To find the maximum area of the right triangle, we need to determine the length of the hypotenuse and one of the other two sides.

Let's start by finding the length of the hypotenuse. The hypotenuse of a right triangle is the longest side and is opposite the right angle. It can be found using the distance formula in Cartesian coordinates.

The equation of the curve given is y + x^2e^(-3x). To find the length of the hypotenuse, we need to find the distance between the origin (0,0) and a point on the curve.

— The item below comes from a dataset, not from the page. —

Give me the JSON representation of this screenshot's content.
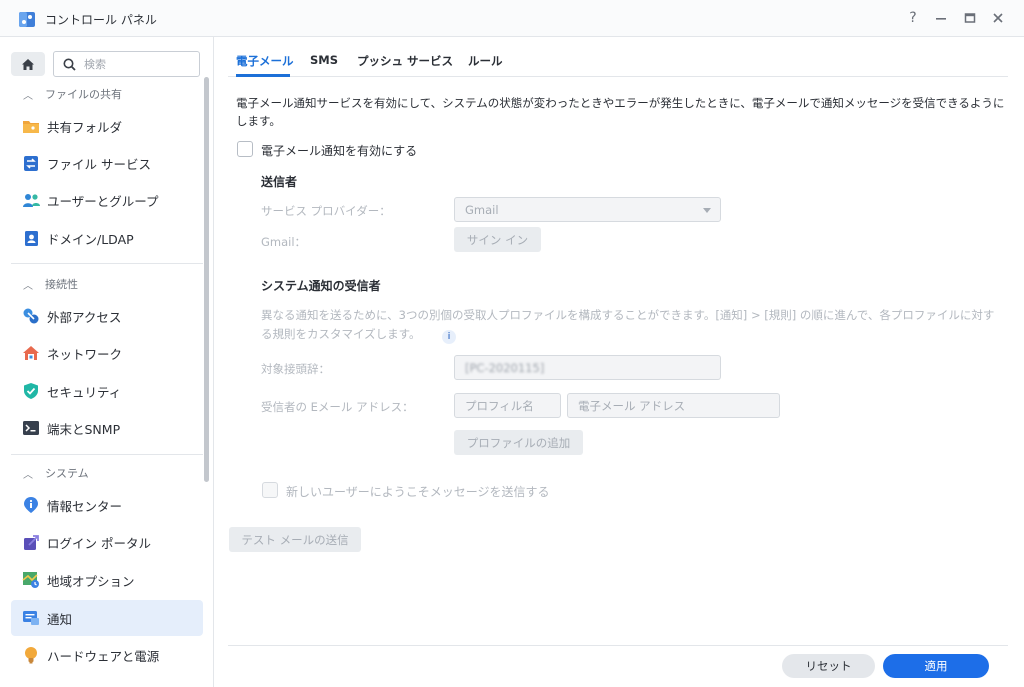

The distance formula between two points (x1, y1) and (x2, y2) is given by:

d = sqrt((x2 - x1)^2 + (y2 - y1)^2)

In this case, (x1, y1) = (0, 0) and (x2, y2) = (x, y + x^2e^(-3x)). So the distance between the origin and a point on the curve is:

d = sqrt((x - 0)^2 + (y + x^2e^(-3x) - 0)^2)
= sqrt(x^2 + (y + x^2e^(-3x))^2)

Next, we need to find the length of one of the other two sides. One side is on the x-axis, so its length is simply x.

Now, we can proceed to find the area of the right triangle, which is given by:

Area = 1/2 * base * height

In this case, the base is x and the height is the length of the hypotenuse (d). So, the area can be written as:

Area = 1/2 * x * √(x^2 + (y + x^2e^(-3x))^2)

To find the maximum area, we need to find where the derivative of the area with respect to x is equal to zero. So, let's differentiate the area equation:

d(Area)/dx = 1/2 * (√(x^2 + (y + x^2e^(-3x))^2)) + (1/2 * x * (x^2 + (y + x^2e^(-3x))^2)^(-1/2) * (2x + (2x * e^(-3x) - 3x^2e^(-3x))))
= (√(x^2 + (y + x^2e^(-3x))^2) + x * (2x + (2x * e^(-3x) - 3x^2e^(-3x))) / (2 * √(x^2 + (y + x^2e^(-3x))^2)))

Setting this derivative equal to zero and solving for x will give us the x-value where the maximum area occurs.

Solving d(Area)/dx = 0 requires finding the root(s) of the equation.

By solving this equation, you will obtain the x-value(s) where the maximum area occurs. Once you have the x-value(s), you can substitute it back into the area equation to find the maximum area of the triangle.

Answer 4

Your curve

y+x^2 e^(-3x)
what is that equal to ? A curve has to follow an equation.
If you mean the curve
y=x^2 e^(-ex)

then the area is yx/2 which is equal to
1/2 x^3 e^(-3x). Right?

dArea/dx= 3x^2e^(-3x)-3x^3e^(-3x)=0
solve for x.
x=1 check that I did it in my head. Mornings is not a great time for me to try that.